Triple-A may be only a step away from the major leagues, but in all other aspects it isn’t even close. For example, that season Hensley would make the minimum MLB salary of $410,000. Hayhurst would make $1,200 a month, but only for the duration of the baseball season. Hensley would travel by air, stay in luxury hotels, and receive a hundred dollars a day as meal money. On the road Hayhurst would travel on buses, stay in fleabag motels, eat at convenience stores and gas stations, and receive meal money that would barely cover that meager fare. Furthermore, while Hensley stayed around long enough to qualify for a major league pension, Hayhurst did not.

Although this does not explain why a Hayhurst and others do not surrender to the PED temptation, it does explain why a Hensley and many others do.

PED’s have resulted in millions and millions of dollars of income for players and franchises. Let’s consider this list of accused violators of MLB’s drug policy: Mark McGwire, Barry Bonds, Sammy Sosa, Rafael Palmeiro, Roger Clemens, Alex Rodriguez, and Manny Ramirez. These are among the greatest superstars of a whole generation of players. But because of the shadow hanging over their respective heads, in all likelihood none will ever be admitted to the Hall of Fame. Meanwhile, as the old adage goes, they can cry all the way to the bank. (This makes a baseball fan like me wonder about the relevance of the Hall of Fame if all these sluggers, MVP’s, and Cy Young winners will not be there. I also wonder what it now means to players who are being elected to the Hall. Has the significance of that honor been greatly diminished?)
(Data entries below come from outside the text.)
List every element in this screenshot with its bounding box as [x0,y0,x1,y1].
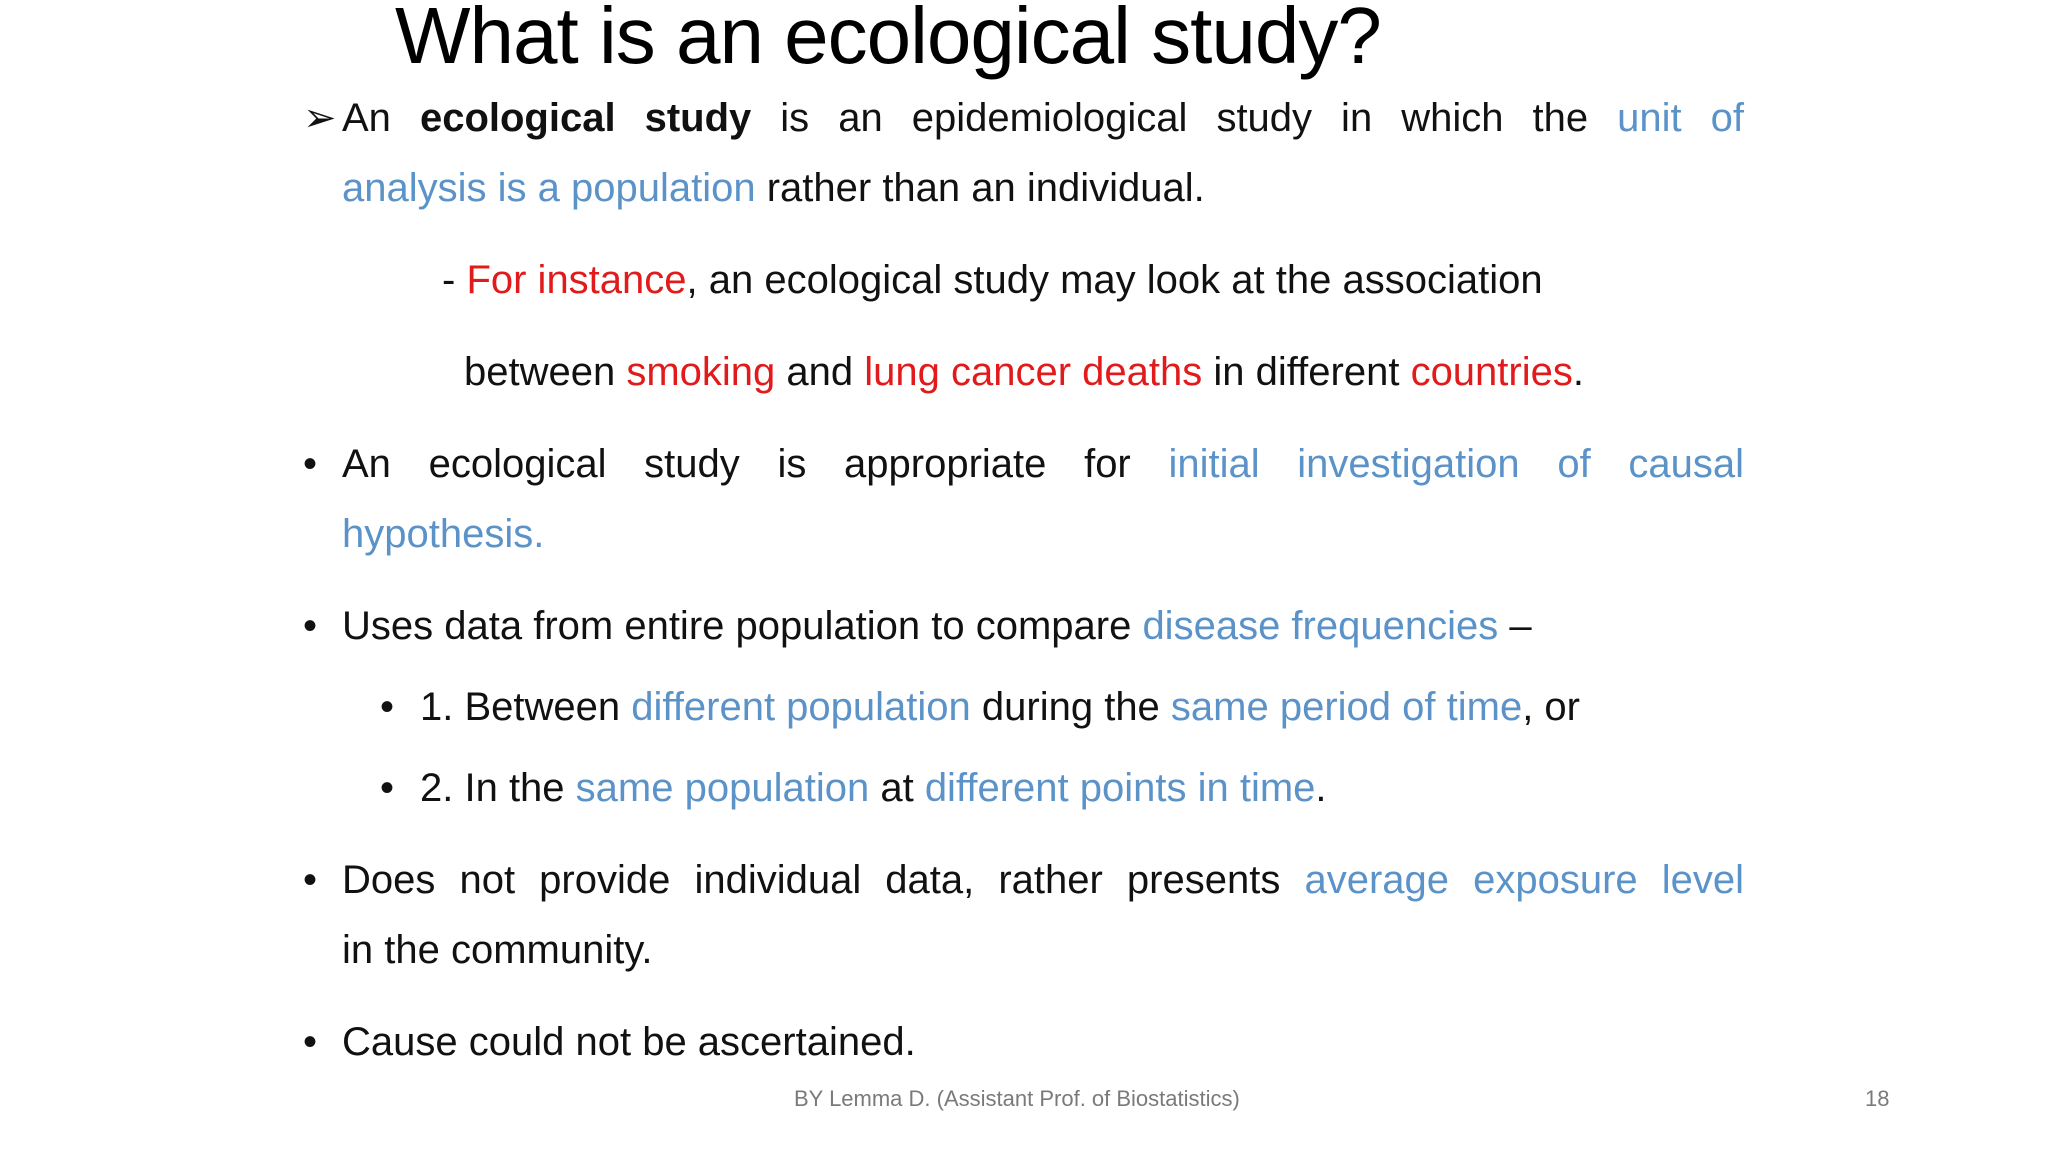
text-segment: An ecological study is appropriate for [342,442,1131,486]
text-segment: Uses data from entire population to compare [342,604,1143,648]
text-segment: 2. In the [420,766,576,810]
sub-bullet-dot-icon: • [380,685,395,729]
text-segment-bold: ecological study [419,96,752,140]
text-segment: An [342,96,391,140]
text-segment: during the [970,685,1171,729]
sub-bullet-1-line [420,683,1580,731]
bullet-2-line-1 [342,440,1744,488]
text-segment: . [1572,350,1584,394]
text-segment-highlight: different points in time [924,766,1316,810]
text-segment: Does not provide individual data, rather presents [342,858,1281,902]
text-segment: - [442,258,467,302]
bullet-dot-icon: • [303,604,318,648]
text-segment: between [464,350,627,394]
bullet-3-line [342,602,1532,650]
bullet-1-line-1 [342,94,1744,142]
arrow-bullet-icon: ➢ [303,96,337,140]
text-segment: at [869,766,925,810]
sub-bullet-dot-icon: • [380,766,395,810]
bullet-dot-icon: • [303,858,318,902]
text-segment-emphasis: smoking [626,350,776,394]
text-segment: is an epidemiological study in which the [780,96,1589,140]
text-segment-highlight: initial investigation of causal [1168,442,1744,486]
slide-title: What is an ecological study? [395,0,1381,80]
text-segment-emphasis: countries [1410,350,1573,394]
text-segment: , or [1522,685,1580,729]
sub-bullet-2-line [420,764,1327,812]
text-segment: , an ecological study may look at the association [686,258,1543,302]
example-line-2 [464,348,1584,396]
bullet-2-line-2: hypothesis. [342,512,545,556]
text-segment: in different [1202,350,1411,394]
text-segment-highlight: different population [631,685,971,729]
footer-author: BY Lemma D. (Assistant Prof. of Biostatistics) [794,1086,1240,1111]
bullet-5-line: Cause could not be ascertained. [342,1020,916,1064]
bullet-dot-icon: • [303,442,318,486]
text-segment: 1. Between [420,685,632,729]
example-line-1 [442,256,1543,304]
text-segment-highlight: analysis is a population [342,166,756,210]
text-segment: – [1498,604,1532,648]
footer-page-number: 18 [1865,1086,1890,1111]
text-segment-highlight: same population [575,766,870,810]
text-segment: and [775,350,865,394]
text-segment-emphasis: lung cancer deaths [864,350,1203,394]
bullet-1-line-2 [342,164,1205,212]
text-segment-highlight: unit of [1617,96,1744,140]
text-segment: rather than an individual. [755,166,1205,210]
text-segment-highlight: disease frequencies [1142,604,1499,648]
bullet-4-line-2: in the community. [342,928,653,972]
text-segment-emphasis: For instance [466,258,687,302]
bullet-4-line-1 [342,856,1744,904]
text-segment: . [1315,766,1327,810]
text-segment-highlight: average exposure level [1304,858,1744,902]
text-segment-highlight: same period of time [1170,685,1523,729]
bullet-dot-icon: • [303,1020,318,1064]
Trading Manny, the title of the book, is a reference to a trade that father and son made after their two-year odyssey. They traded Manny for a new favorite player, one who did not drink, dip, and, despite being in his mid-twenties, was an admitted virgin abstaining from sex until marriage. His name is (no surprise) Dirk Hayhurst, a relief pitcher who spent part of two seasons in the major leagues while appearing in a total of twenty-five games. (However, I am sure that father Gullo didn’t allow his son to read Hayhurst’s The Bullpen Gospels when it was later published, because it is filled not only with profanity but also with the extremely crude activities engaged in by him and his teammates during a single season in the minors. (Well, nobody’s perfect it would seem, not even Dirk Hayhurst.)


Even after two suspensions for drug violations, Manny Ramirez had never admitted his guilt. But just as I finished reading “Trading Manny,” I ran across a news story in which Manny confessed. Now, he said, he has found the Lord and has changed his ways. He knows that he should never have used PED’s, but that’s in the past and he knows he can still hit, despite being 42-years old. All he needs, he says, is the opportunity to prove it. Never mind that he has failed to do so in the minors during the previous two years.

Manny won’t make it back to the big leagues, not because of his past drug abuse, but rather, despite his claims to the contrary, because he can no longer hit. If he could, major league teams would be lining up to sign him.